Seventy-eight prominent members of the European Leadership Network, including former foreign ministers and prime ministers of 20 nations, issued a lengthy statement in the matter Monday. Included in it:
For as long as Iran complies, the agreement deserves to be defended:
- Unilateral action by any side would play into the hands of hardliners who wish to subvert the deal for reasons that lie outside it and who would only be strengthened by the agreement’s weakening.
- Jeopardizing the agreement would not make Iran less likely to acquire nuclear weapons. On the contrary, it could precipitate another Middle East crisis that would, at the least, distract from international counter-terrorism efforts.
- Trying to use the JCPOA to control Iran’s missile programme would make the best the enemy of the good: the agreement means Iran’s missiles will not carry nuclear warheads and it already may have helped redirect Iran's missile programme away from ICBM development.
- US concerns would gain more respect and support if pursued multilaterally. This would make it easier for America’s allies to help address the other ways in which Iran undermines security in the Middle East. [...]
The European Union, Moscow, Beijing, London, Paris and Berlin are also signatories of this multilateral agreement. Europe has a larger stake than the United States in the strict enforcement of the Iran nuclear deal, a larger stake in the increased security that it provides, a larger stake in whether or not Iran goes nuclear, and a larger stake in countering any non-nuclear Iranian misbehaviour. Europe at this moment should not stand idly by.
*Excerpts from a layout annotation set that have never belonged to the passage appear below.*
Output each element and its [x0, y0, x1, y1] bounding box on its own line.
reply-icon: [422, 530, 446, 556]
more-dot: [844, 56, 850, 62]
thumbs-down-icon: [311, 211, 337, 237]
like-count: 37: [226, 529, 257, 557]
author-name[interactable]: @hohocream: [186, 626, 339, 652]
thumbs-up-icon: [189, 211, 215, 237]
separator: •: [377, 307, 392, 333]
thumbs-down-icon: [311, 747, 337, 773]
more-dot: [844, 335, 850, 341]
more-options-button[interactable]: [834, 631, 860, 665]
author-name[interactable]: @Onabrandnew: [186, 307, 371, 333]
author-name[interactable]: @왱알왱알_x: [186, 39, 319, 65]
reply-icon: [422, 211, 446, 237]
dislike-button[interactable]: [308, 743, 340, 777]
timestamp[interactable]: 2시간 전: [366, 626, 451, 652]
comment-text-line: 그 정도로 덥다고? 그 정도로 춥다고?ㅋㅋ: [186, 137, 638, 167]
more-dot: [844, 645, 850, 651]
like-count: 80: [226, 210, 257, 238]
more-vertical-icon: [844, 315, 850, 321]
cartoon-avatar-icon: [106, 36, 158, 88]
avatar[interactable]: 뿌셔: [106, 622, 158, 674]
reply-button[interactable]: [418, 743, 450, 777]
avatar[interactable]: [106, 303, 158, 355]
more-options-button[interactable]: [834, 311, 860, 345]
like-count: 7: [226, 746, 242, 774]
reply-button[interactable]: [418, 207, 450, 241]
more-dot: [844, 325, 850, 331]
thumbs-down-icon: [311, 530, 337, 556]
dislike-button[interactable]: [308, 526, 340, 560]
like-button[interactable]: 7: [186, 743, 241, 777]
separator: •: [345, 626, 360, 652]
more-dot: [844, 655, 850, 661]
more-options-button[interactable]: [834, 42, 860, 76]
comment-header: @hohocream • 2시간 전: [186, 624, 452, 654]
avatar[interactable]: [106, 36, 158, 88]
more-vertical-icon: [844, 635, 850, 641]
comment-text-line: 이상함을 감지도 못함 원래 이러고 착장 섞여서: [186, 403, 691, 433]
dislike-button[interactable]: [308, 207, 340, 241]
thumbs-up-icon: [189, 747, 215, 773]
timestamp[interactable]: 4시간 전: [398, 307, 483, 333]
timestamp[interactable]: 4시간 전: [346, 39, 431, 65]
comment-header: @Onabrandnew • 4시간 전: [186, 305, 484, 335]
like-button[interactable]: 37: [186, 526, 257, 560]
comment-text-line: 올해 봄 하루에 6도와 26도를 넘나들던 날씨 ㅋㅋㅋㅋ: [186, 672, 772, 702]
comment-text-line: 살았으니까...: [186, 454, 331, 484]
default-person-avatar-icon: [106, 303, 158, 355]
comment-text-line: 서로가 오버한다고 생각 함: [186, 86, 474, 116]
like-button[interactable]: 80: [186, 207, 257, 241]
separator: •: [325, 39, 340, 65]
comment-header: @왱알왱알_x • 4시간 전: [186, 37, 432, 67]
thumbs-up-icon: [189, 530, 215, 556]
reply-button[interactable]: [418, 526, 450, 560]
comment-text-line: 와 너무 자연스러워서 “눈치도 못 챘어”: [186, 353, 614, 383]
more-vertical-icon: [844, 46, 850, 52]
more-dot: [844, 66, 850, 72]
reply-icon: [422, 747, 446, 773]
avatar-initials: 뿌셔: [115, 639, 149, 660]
We therefore urge the deal’s European signatories – the European Union and the German, French, Russian and British governments – to make clear publicly as well as privately in Washington that:
- While they remain keen to explore legitimate US concerns, not certifying Iranian compliance when the IAEA says Iran is in compliance would be unwarranted and they would not be in a position to support the United States on this in the Security Council;
- They would work to see the nuclear deal continued with Iran, even in the absence of US participation, and that could include defending European companies and individuals from any re-introduced US sanctions and supporting legal action to do so.
- They remain keen to work with the United States and the region to tackle broader questions of Iran’s foreign and security policy, such as its missile development and support for Hezbollah, which will require a mix of push-back, containment and dialogue;
- If in these circumstances US nuclear-related sanctions on Iran were re-imposed, there would be unavoidable damage to the United States’ international standing that would put additional pressure on US-Europe relations.
And we urge President Trump and the US Congress to:
- Address the facts of Iranian compliance on the terms of the deal, not on other points.
- Consider that this multinational nuclear deal cannot be expected to solve non-nuclear issues and should not be instrumentalised in pursuit of bilateral confrontation.
- Engage with the machinery of the JCPOA to address any US compliance concerns multilaterally.
- Build on the deal to see whether it can be increased in duration and extended in scope to other countries of the region, as recently urged by leading US and ELN voices.
- Accept that the fastest path to an Iranian nuclear weapon would be to undermine this agreement.
At the moment, Donald Trump seems prepared to blow all that off. Anyone who thinks this would improve our national security has a screw loose.